A Operação Carbono Oculto, deflagrada nesta quinta-feira (28) em uma mega-ação coordenada pelo Ministério Público do Estado de São Paulo (MP-SP), mira um dos maiores esquemas de fraude fiscal e lavagem de dinheiro da história do país.
Um dos principais alvos é a Copape, formuladora de combustíveis com sede em Campo Grande (MS), que deve R$ 563,5 milhões em tributos federais, segundo a Procuradoria-Geral da Fazenda Nacional (PGFN). A empresa já havia sido denunciada pelo Correio do Estado, em dezembro de 2024, por atuar de forma agressiva contra gigantes do setor, como Vibra (Petrobras) e Ultrapar (Ipiranga).
Além da Copape, os mandados de busca e apreensão atingem cidades do interior sul-mato-grossense, como Iguatemi (sete alvos) e Dourados (um alvo). A operação é realizada em parceria entre Polícia Federal, Receita Federal, PGFN e Gaeco de São Paulo.

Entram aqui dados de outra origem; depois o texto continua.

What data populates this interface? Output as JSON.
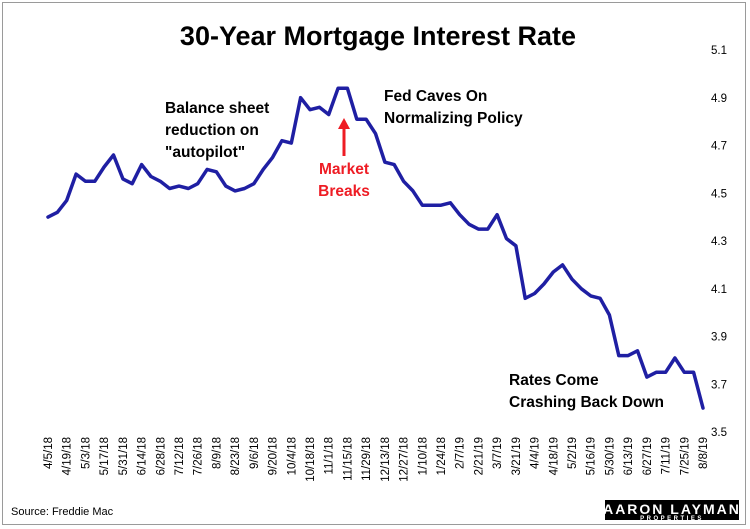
{
  "chart_data": {
    "type": "line",
    "title": "30-Year Mortgage Interest Rate",
    "xlabel": "",
    "ylabel": "",
    "ylim": [
      3.5,
      5.1
    ],
    "y_ticks": [
      "3.5",
      "3.7",
      "3.9",
      "4.1",
      "4.3",
      "4.5",
      "4.7",
      "4.9",
      "5.1"
    ],
    "x_tick_labels": [
      "4/5/18",
      "4/19/18",
      "5/3/18",
      "5/17/18",
      "5/31/18",
      "6/14/18",
      "6/28/18",
      "7/12/18",
      "7/26/18",
      "8/9/18",
      "8/23/18",
      "9/6/18",
      "9/20/18",
      "10/4/18",
      "10/18/18",
      "11/1/18",
      "11/15/18",
      "11/29/18",
      "12/13/18",
      "12/27/18",
      "1/10/18",
      "1/24/18",
      "2/7/19",
      "2/21/19",
      "3/7/19",
      "3/21/19",
      "4/4/19",
      "4/18/19",
      "5/2/19",
      "5/16/19",
      "5/30/19",
      "6/13/19",
      "6/27/19",
      "7/11/19",
      "7/25/19",
      "8/8/19"
    ],
    "grid": false,
    "legend": "none",
    "line_color": "#1f1fa3",
    "series": [
      {
        "values": [
          4.4,
          4.42,
          4.47,
          4.58,
          4.55,
          4.55,
          4.61,
          4.66,
          4.56,
          4.54,
          4.62,
          4.57,
          4.55,
          4.52,
          4.53,
          4.52,
          4.54,
          4.6,
          4.59,
          4.53,
          4.51,
          4.52,
          4.54,
          4.6,
          4.65,
          4.72,
          4.71,
          4.9,
          4.85,
          4.86,
          4.83,
          4.94,
          4.94,
          4.81,
          4.81,
          4.75,
          4.63,
          4.62,
          4.55,
          4.51,
          4.45,
          4.45,
          4.45,
          4.46,
          4.41,
          4.37,
          4.35,
          4.35,
          4.41,
          4.31,
          4.28,
          4.06,
          4.08,
          4.12,
          4.17,
          4.2,
          4.14,
          4.1,
          4.07,
          4.06,
          3.99,
          3.82,
          3.82,
          3.84,
          3.73,
          3.75,
          3.75,
          3.81,
          3.75,
          3.75,
          3.6
        ]
      }
    ],
    "annotations": [
      {
        "lines": [
          "Balance sheet",
          "reduction on",
          "\"autopilot\""
        ],
        "color": "#000000"
      },
      {
        "lines": [
          "Fed Caves On",
          "Normalizing Policy"
        ],
        "color": "#000000"
      },
      {
        "lines": [
          "Market",
          "Breaks"
        ],
        "color": "#ee1c24"
      },
      {
        "lines": [
          "Rates Come",
          "Crashing Back Down"
        ],
        "color": "#000000"
      }
    ],
    "arrow_color": "#ee1c24"
  },
  "footer": {
    "source": "Source: Freddie Mac",
    "logo_main": "AARON LAYMAN",
    "logo_sub": "PROPERTIES"
  }
}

Segundo as investigações, a Copape integra um sofisticado esquema que envolve fintechs da Avenida Faria Lima, em São Paulo, como o BK Bank, responsável por movimentações suspeitas de R$ 17,7 bilhões. O principal cliente do banco era a Aster, distribuidora de combustíveis que teve atuação suspensa pela Agência Nacional do Petróleo (ANP) em 2024.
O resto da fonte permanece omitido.